Bruno paused, and Nicoli discerned that he was wetting his throat with one of his glasses. Then there was a clink, and Bruno said, “Are you quite sure that I do not speak too much? Vincenzo often said the wind came from five directions, and the fifth was fiercest and heralded from me.”
Vincenzo. Spoken with affection, the name had slipped from Bruno so easily that it had to be a thread of truth. Vincenzo was a brother or a dear friend, perhaps a man who once shared Bruno’s life. Nicoli said, “Please.”

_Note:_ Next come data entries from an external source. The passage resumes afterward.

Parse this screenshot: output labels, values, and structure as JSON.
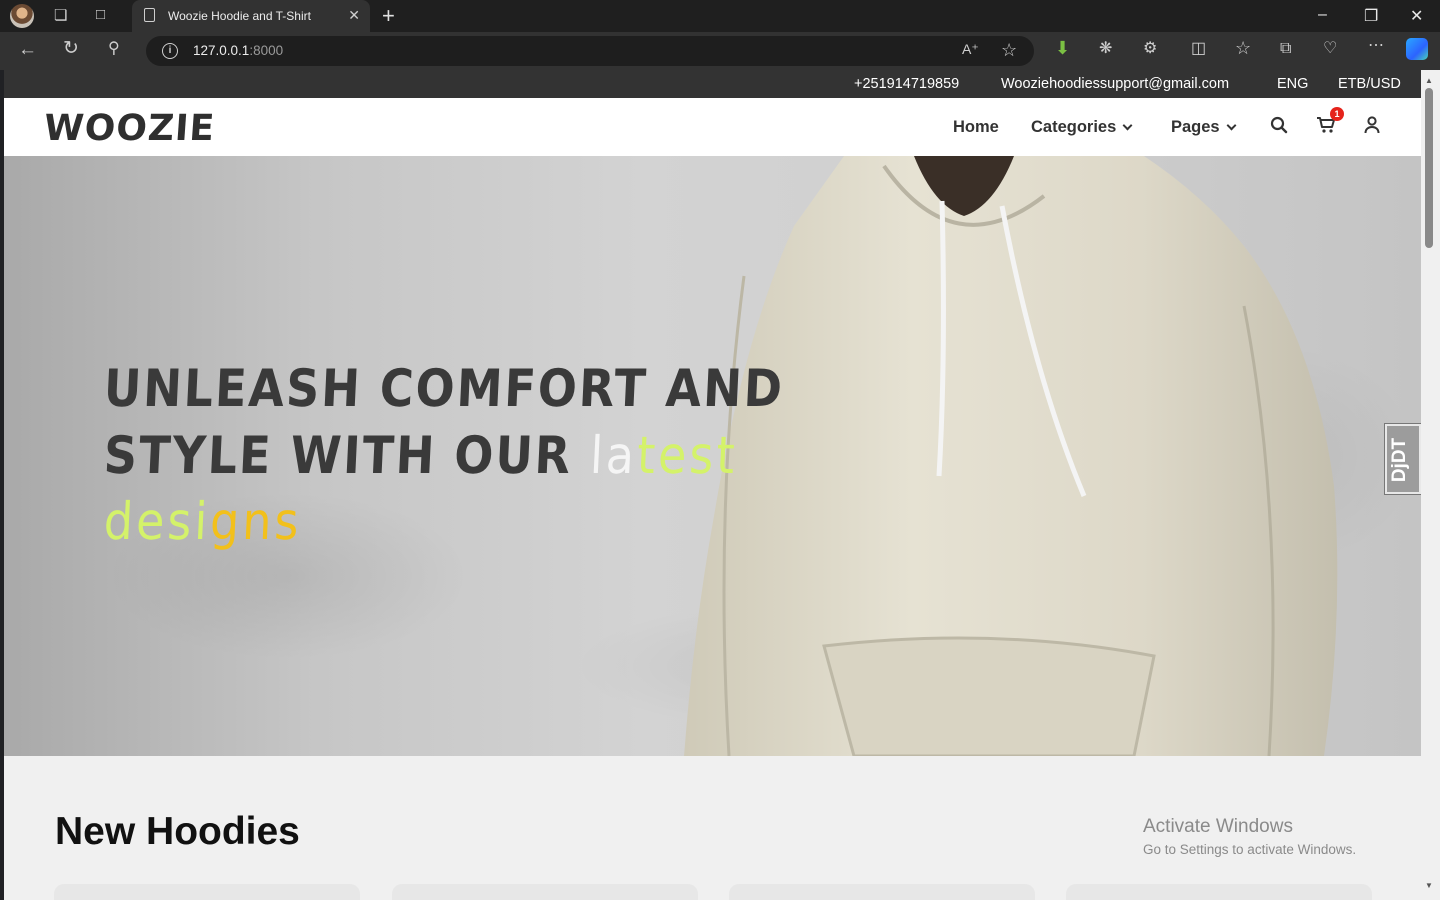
{
  "browser": {
    "tab_title": "Woozie Hoodie and T-Shirt",
    "url_host": "127.0.0.1",
    "url_port": ":8000"
  },
  "topbar": {
    "phone": "+251914719859",
    "email": "Wooziehoodiessupport@gmail.com",
    "language": "ENG",
    "currency": "ETB/USD"
  },
  "navbar": {
    "logo": "WOOZIE",
    "home": "Home",
    "categories": "Categories",
    "pages": "Pages",
    "cart_count": "1"
  },
  "hero": {
    "line1": "UNLEASH COMFORT AND",
    "line2": "STYLE WITH OUR",
    "accent_word1": "latest",
    "accent_word2": "designs",
    "colors": {
      "white": "#f5f5f5",
      "lime": "#d4f26a",
      "gold": "#f2c01b"
    }
  },
  "debug_toolbar": {
    "label": "DjDT"
  },
  "section": {
    "title": "New Hoodies"
  },
  "watermark": {
    "line1": "Activate Windows",
    "line2": "Go to Settings to activate Windows."
  }
}
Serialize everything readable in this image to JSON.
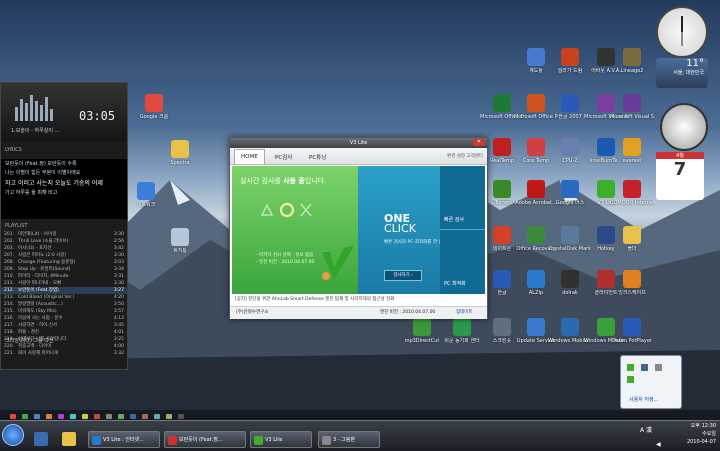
{
  "desktop": {
    "icons_left": [
      {
        "label": "Google 크롬",
        "color": "#e34a3d"
      },
      {
        "label": "Spectra",
        "color": "#e8c14a"
      },
      {
        "label": "네트워크",
        "color": "#3c7fd8"
      },
      {
        "label": "휴지통",
        "color": "#b8c7d8"
      }
    ],
    "icons_grid": [
      {
        "label": "계도툴",
        "color": "#4a7ad0"
      },
      {
        "label": "릴라가 드림",
        "color": "#c7421f"
      },
      {
        "label": "어바웃 A.V.A.",
        "color": "#333333"
      },
      {
        "label": "Lineage2",
        "color": "#7b6c3f"
      },
      {
        "label": "Microsoft Office Ex...",
        "color": "#1f7a3a"
      },
      {
        "label": "Microsoft Office Po...",
        "color": "#d0531d"
      },
      {
        "label": "한글 2007",
        "color": "#2d5ab8"
      },
      {
        "label": "Microsoft Visual Ba...",
        "color": "#7a3fa0"
      },
      {
        "label": "Microsoft Visual Stud...",
        "color": "#6a3a9a"
      },
      {
        "label": "RealTemp",
        "color": "#c02020"
      },
      {
        "label": "Core Temp",
        "color": "#d04040"
      },
      {
        "label": "CPU-Z",
        "color": "#6a7fb0"
      },
      {
        "label": "IntelBurnTe...",
        "color": "#1a5ab0"
      },
      {
        "label": "everest",
        "color": "#e0a020"
      },
      {
        "label": "uTorrent",
        "color": "#3a8a2a"
      },
      {
        "label": "Adobe Acrobat...",
        "color": "#c01818"
      },
      {
        "label": "Google 어스",
        "color": "#2a6ac0"
      },
      {
        "label": "V3 Lite",
        "color": "#3fae2a"
      },
      {
        "label": "COMODO Internet...",
        "color": "#c8202a"
      },
      {
        "label": "네이트온",
        "color": "#d4402a"
      },
      {
        "label": "Office Recovery",
        "color": "#3a8a3a"
      },
      {
        "label": "CrystalDisk Mark",
        "color": "#5a7aa0"
      },
      {
        "label": "Hotkey",
        "color": "#2a4a8a"
      },
      {
        "label": "폴더",
        "color": "#e8c14a"
      },
      {
        "label": "한글",
        "color": "#2a5ab8"
      },
      {
        "label": "ALZip",
        "color": "#2a7ad0"
      },
      {
        "label": "dolrak",
        "color": "#303030"
      },
      {
        "label": "클라이언트",
        "color": "#b03030"
      },
      {
        "label": "잉크스케이프",
        "color": "#e08020"
      },
      {
        "label": "mp3DirectCut",
        "color": "#3a9a3a"
      },
      {
        "label": "쉬운 동기화 센터",
        "color": "#2a9a4a"
      },
      {
        "label": "스크린숏",
        "color": "#607080"
      },
      {
        "label": "Update Service",
        "color": "#3a7ad0"
      },
      {
        "label": "Windows Mobile...",
        "color": "#2a6ab0"
      },
      {
        "label": "Windows Mobile...",
        "color": "#3aa03a"
      },
      {
        "label": "Daum PotPlayer",
        "color": "#2a5ab8"
      }
    ]
  },
  "player": {
    "time": "03:05",
    "title": "1.보슬이 - 하루살이 ...",
    "lyrics_header": "LYRICS",
    "lyrics": [
      "보란듯이 (Feat.정) 보란듯이 수록",
      "나는 이별이 힘든 부분이 이별이에요",
      "자고 이러고 사는지 오늘도 기승의 어제",
      "가고 하루를 울 피해 비고"
    ],
    "playlist_header": "PLAYLIST",
    "playlist": [
      {
        "n": "201.",
        "t": "미안해(Lit) - 브아걸",
        "d": "3:30"
      },
      {
        "n": "202.",
        "t": "Thrill Love (소울 라이브)",
        "d": "2:56"
      },
      {
        "n": "203.",
        "t": "아시나요 - 포지션",
        "d": "3:42"
      },
      {
        "n": "207.",
        "t": "사랑은 피아노 (2:0 사랑)",
        "d": "3:30"
      },
      {
        "n": "208.",
        "t": "Change (Featuring 용준형)",
        "d": "3:03"
      },
      {
        "n": "209.",
        "t": "Step Up - 쥬얼리(Sound)",
        "d": "3:34"
      },
      {
        "n": "210.",
        "t": "파이터 - 다비치, 4Minute",
        "d": "3:31"
      },
      {
        "n": "211.",
        "t": "사랑이 떠나가네 - 오빠",
        "d": "3:30"
      },
      {
        "n": "212.",
        "t": "보란듯이 (Feat.정엽)",
        "d": "3:27"
      },
      {
        "n": "213.",
        "t": "Cold Blood (Original Ver.)",
        "d": "4:20"
      },
      {
        "n": "214.",
        "t": "말랑말랑 (Acoustic...)",
        "d": "3:50"
      },
      {
        "n": "215.",
        "t": "미워해도 (Sky Mix)",
        "d": "3:57"
      },
      {
        "n": "216.",
        "t": "마음에 사는 사람 - 문수",
        "d": "4:12"
      },
      {
        "n": "217.",
        "t": "사랑하면 - 하이 신서",
        "d": "3:45"
      },
      {
        "n": "218.",
        "t": "퍼플 - 경진",
        "d": "4:01"
      },
      {
        "n": "219.",
        "t": "이별보다 나를 사랑합니다",
        "d": "3:25"
      },
      {
        "n": "220.",
        "t": "취중고백 - 다이아",
        "d": "4:00"
      },
      {
        "n": "221.",
        "t": "화이 사랑해 피어나게",
        "d": "3:32"
      }
    ],
    "selected_index": 8,
    "bottom_text": "크라잉넛(다) 그를 다신"
  },
  "v3": {
    "window_title": "V3 Lite",
    "tabs": [
      "HOME",
      "PC검사",
      "PC튜닝"
    ],
    "links": "환경 설정   고객센터",
    "headline_pre": "실시간 검사를 ",
    "headline_bold": "사용 중",
    "headline_post": "입니다.",
    "info_lines": [
      "- 마지막 검사 날짜 : 정보 없음",
      "- 엔진 버전 : 2010.04.07.00"
    ],
    "oneclick_title1": "ONE",
    "oneclick_title2": "CLICK",
    "oneclick_desc": "빠른 검사와 PC 최적화를 한 번에 합니다",
    "oneclick_button": "검사하기 ›",
    "side_button1": "빠른 검사",
    "side_button2": "PC 최적화",
    "news": "[공지] 진단을 위한 AhnLab Smart Defense 엔진 탑재 및 사각지대의 접근성 강화",
    "footer_brand": "(주)안철수연구소",
    "footer_version": "엔진 버전 : 2010.04.07.00",
    "footer_update": "업데이트"
  },
  "gadgets": {
    "weather_temp": "11°",
    "weather_city": "서울, 대한민국",
    "calendar_month": "4월",
    "calendar_day": "7"
  },
  "tray_popup": {
    "customize": "사용자 지정..."
  },
  "taskbar": {
    "buttons": [
      {
        "label": "V3 Lite : 인터넷...",
        "color": "#2a7ad0"
      },
      {
        "label": "보란듯이 (Feat.정...",
        "color": "#d03030"
      },
      {
        "label": "V3 Lite",
        "color": "#3fae2a"
      },
      {
        "label": "3 - 그림판",
        "color": "#888888"
      }
    ],
    "time": "오후 12:30",
    "weekday": "수요일",
    "date": "2010-04-07"
  }
}
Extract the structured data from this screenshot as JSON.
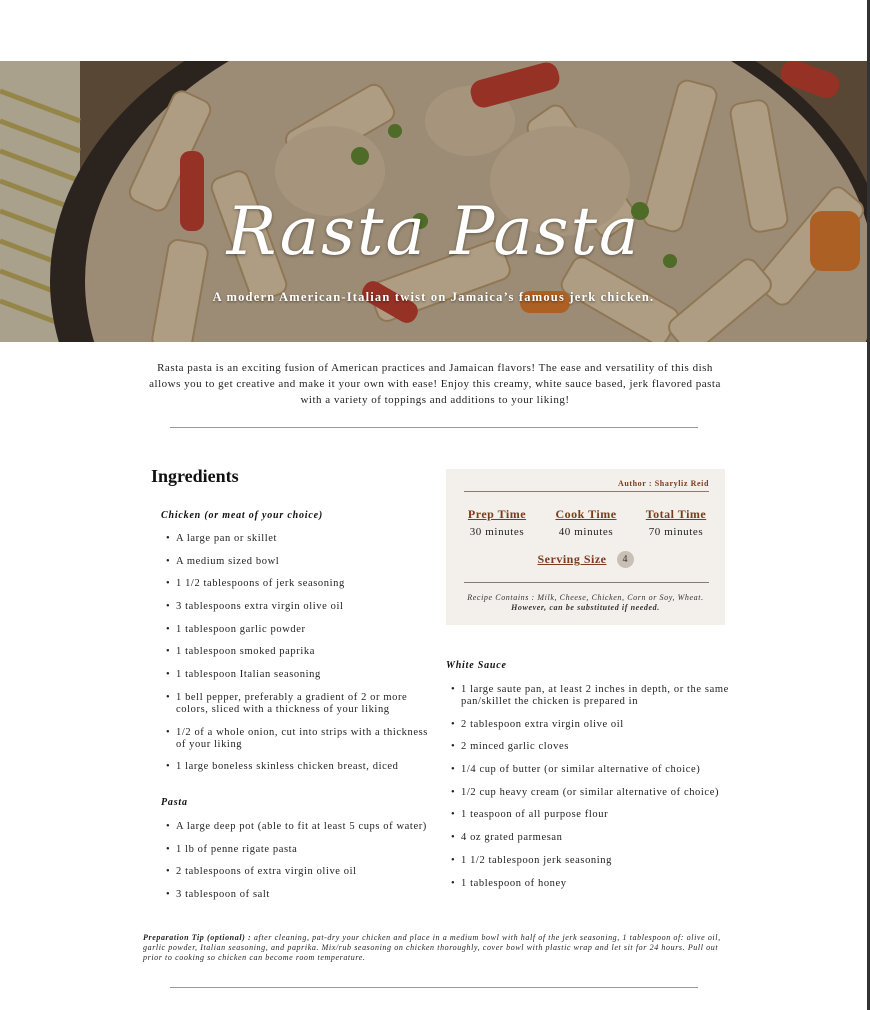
{
  "hero": {
    "title": "Rasta Pasta",
    "subtitle": "A modern American-Italian twist on Jamaica’s famous jerk chicken."
  },
  "intro": "Rasta pasta is an exciting fusion of American practices and Jamaican flavors! The ease and versatility of this dish allows you to get creative and make it your own with ease! Enjoy this creamy, white sauce based, jerk flavored pasta with a variety of toppings and additions to your liking!",
  "ingredients": {
    "heading": "Ingredients",
    "chicken": {
      "title": "Chicken (or meat of your choice)",
      "items": [
        "A large pan or skillet",
        "A medium sized bowl",
        "1 1/2 tablespoons of jerk seasoning",
        "3 tablespoons extra virgin olive oil",
        "1 tablespoon garlic powder",
        "1 tablespoon smoked paprika",
        "1 tablespoon Italian seasoning",
        "1 bell pepper, preferably a gradient of 2 or more colors, sliced with a thickness of your liking",
        "1/2 of a whole onion, cut into strips with a thickness of your liking",
        "1 large boneless skinless chicken breast, diced"
      ]
    },
    "pasta": {
      "title": "Pasta",
      "items": [
        "A large deep pot (able to fit at least 5 cups of water)",
        "1 lb of penne rigate pasta",
        "2 tablespoons of extra virgin olive oil",
        "3 tablespoon of salt"
      ]
    },
    "sauce": {
      "title": "White Sauce",
      "items": [
        "1 large saute pan, at least 2 inches in depth, or the same pan/skillet the chicken is prepared in",
        "2 tablespoon extra virgin olive oil",
        "2 minced garlic cloves",
        "1/4 cup of butter (or similar alternative of choice)",
        "1/2 cup heavy cream (or similar alternative of choice)",
        "1 teaspoon of all purpose flour",
        "4 oz grated parmesan",
        "1 1/2 tablespoon jerk seasoning",
        "1 tablespoon of honey"
      ]
    }
  },
  "card": {
    "author": "Author : Sharyliz Reid",
    "prep_label": "Prep Time",
    "prep_value": "30 minutes",
    "cook_label": "Cook Time",
    "cook_value": "40 minutes",
    "total_label": "Total Time",
    "total_value": "70 minutes",
    "serving_label": "Serving Size",
    "serving_value": "4",
    "contains_text": "Recipe Contains : Milk, Cheese, Chicken, Corn or Soy, Wheat.",
    "contains_note": "However, can be substituted if needed."
  },
  "tip": {
    "label": "Preparation Tip (optional) :",
    "text": "after cleaning, pat-dry your chicken and place in a medium bowl with half of the jerk seasoning, 1 tablespoon of: olive oil, garlic powder, Italian seasoning, and paprika. Mix/rub seasoning on chicken thoroughly, cover bowl with plastic wrap and let sit for 24 hours. Pull out prior to cooking so chicken can become room temperature."
  },
  "colors": {
    "accent": "#7a3b1e",
    "card_bg": "#f3f0eb"
  }
}
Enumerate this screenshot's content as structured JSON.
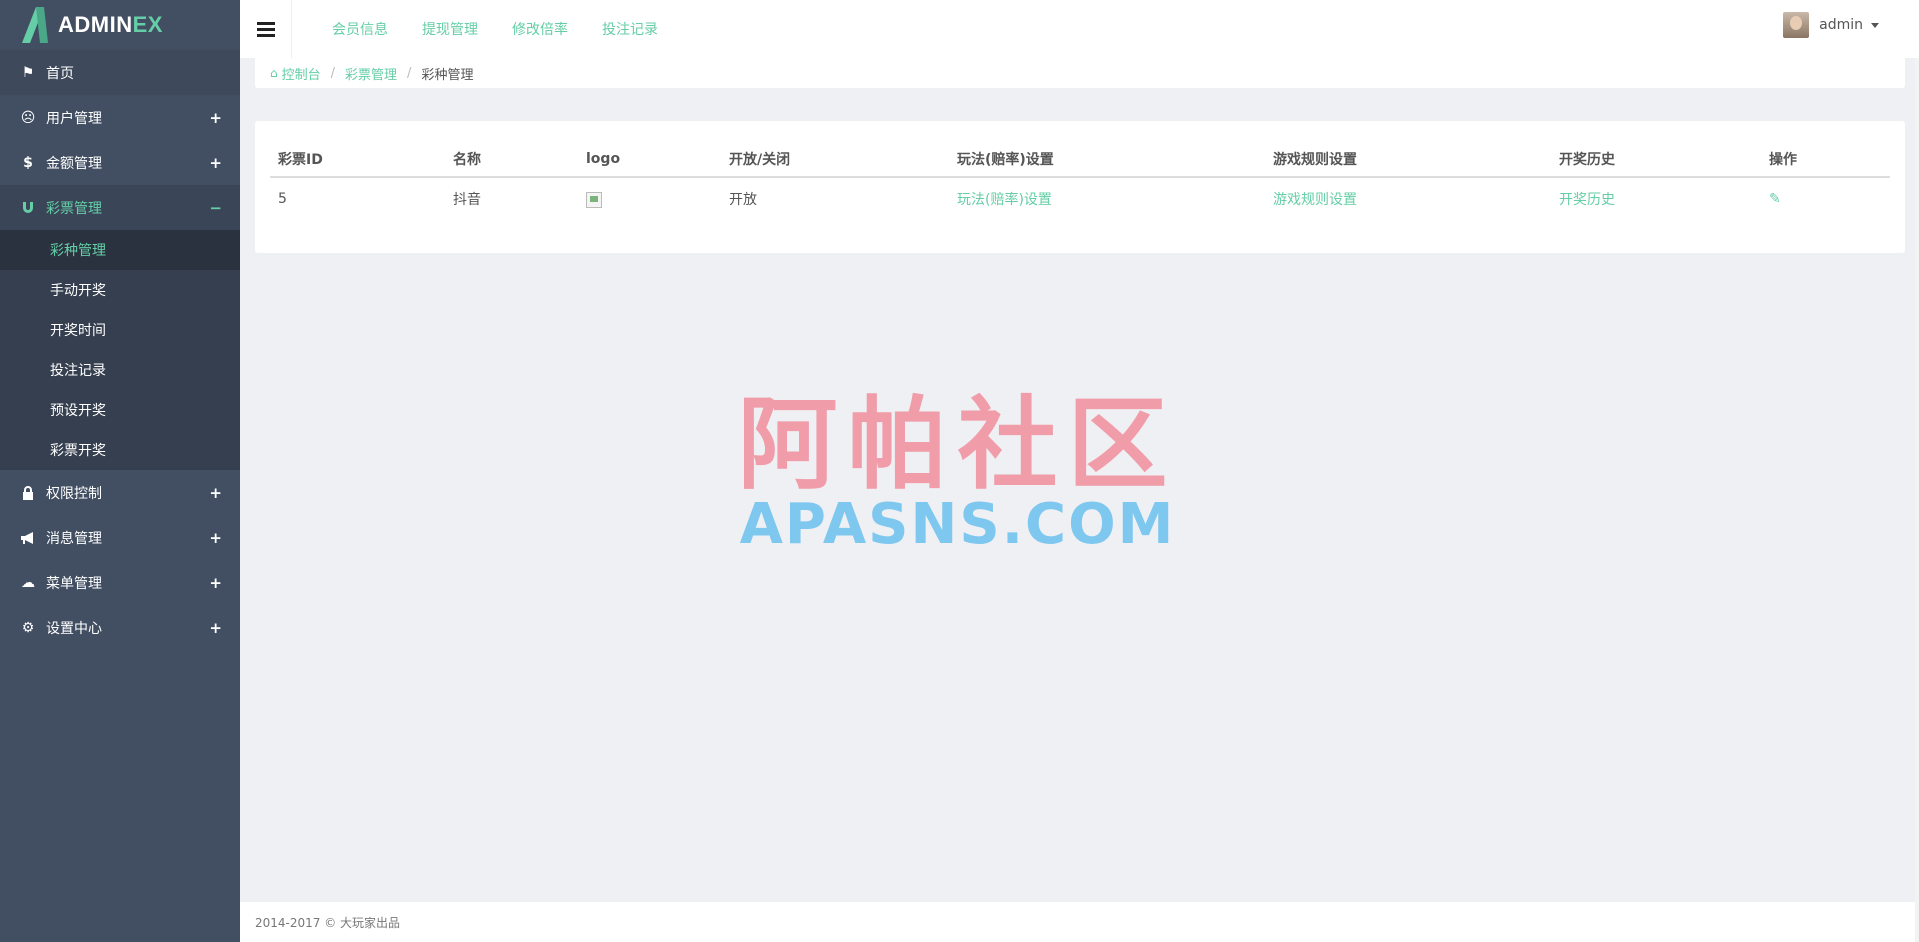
{
  "brand": {
    "text_main": "ADMIN",
    "text_accent": "EX"
  },
  "sidebar": {
    "items": [
      {
        "label": "首页",
        "icon": "flag-icon",
        "toggle": ""
      },
      {
        "label": "用户管理",
        "icon": "user-circle-icon",
        "toggle": "+"
      },
      {
        "label": "金额管理",
        "icon": "dollar-icon",
        "toggle": "+"
      },
      {
        "label": "彩票管理",
        "icon": "magnet-icon",
        "toggle": "−"
      },
      {
        "label": "权限控制",
        "icon": "lock-icon",
        "toggle": "+"
      },
      {
        "label": "消息管理",
        "icon": "bullhorn-icon",
        "toggle": "+"
      },
      {
        "label": "菜单管理",
        "icon": "cloud-icon",
        "toggle": "+"
      },
      {
        "label": "设置中心",
        "icon": "gear-icon",
        "toggle": "+"
      }
    ],
    "submenu": [
      "彩种管理",
      "手动开奖",
      "开奖时间",
      "投注记录",
      "预设开奖",
      "彩票开奖"
    ]
  },
  "header": {
    "nav": [
      "会员信息",
      "提现管理",
      "修改倍率",
      "投注记录"
    ],
    "user": "admin"
  },
  "breadcrumb": [
    "控制台",
    "彩票管理",
    "彩种管理"
  ],
  "table": {
    "headers": [
      "彩票ID",
      "名称",
      "logo",
      "开放/关闭",
      "玩法(赔率)设置",
      "游戏规则设置",
      "开奖历史",
      "操作"
    ],
    "rows": [
      {
        "id": "5",
        "name": "抖音",
        "status": "开放",
        "odds_link": "玩法(赔率)设置",
        "rules_link": "游戏规则设置",
        "history_link": "开奖历史"
      }
    ]
  },
  "watermark": {
    "cn": "阿帕社区",
    "en": "APASNS.COM"
  },
  "footer": {
    "text": "2014-2017 © 大玩家出品"
  },
  "colors": {
    "accent": "#65cea7",
    "sidebar": "#424f63",
    "background": "#eff0f4"
  }
}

“On then I blow. A market was slowly being discovered around the turn of the century! Yes, in the land of opportunity, dealers saw money to be made in hexes. Imagine if a businessman had knocked on the door of our talented Mother Bette, one scant whisper of those broken thieves having filtered to his keen ears. Imagine him opening a briefcase packed to bursting with money upon her weathered table, more money than she has ever seen in a life of hard labor. Her secret skill will become their secret, he tells her. For every briefcase you fill with hexes, Mother Bette, it will return to you with money. No, you must not worry that these will ever be traced back to you. They are going over the sea to America so that other wives can protect other flocks. Such a good, noble thing that you could do for them, and at such benefit to yourself!
“And what does she think upon receiving this offer? They are not a family of means, as we have established. That money will build a grand house, and beautiful clothes for her children. It will send her smartest child to Oxford, a son to learn medicine or a daughter to law. It will make a cook appear in the kitchen so that Mother Bette can rest her weary feet, and hired help in the fields so that her husband can straighten his aching back. What does she choose, Nicoli?”
“She chooses the money, of course.”
“Of course! What would anyone in her place choose? So she takes the money from the briefcase and fills it with hexes, and this is what dealers did. They sought out every secret talent in every forgotten hamlet in this world, pressed money into palms and ferried hexes to this country to be sold. And if you knew where to go, if you had enough money, you could buy them. Anyone could.”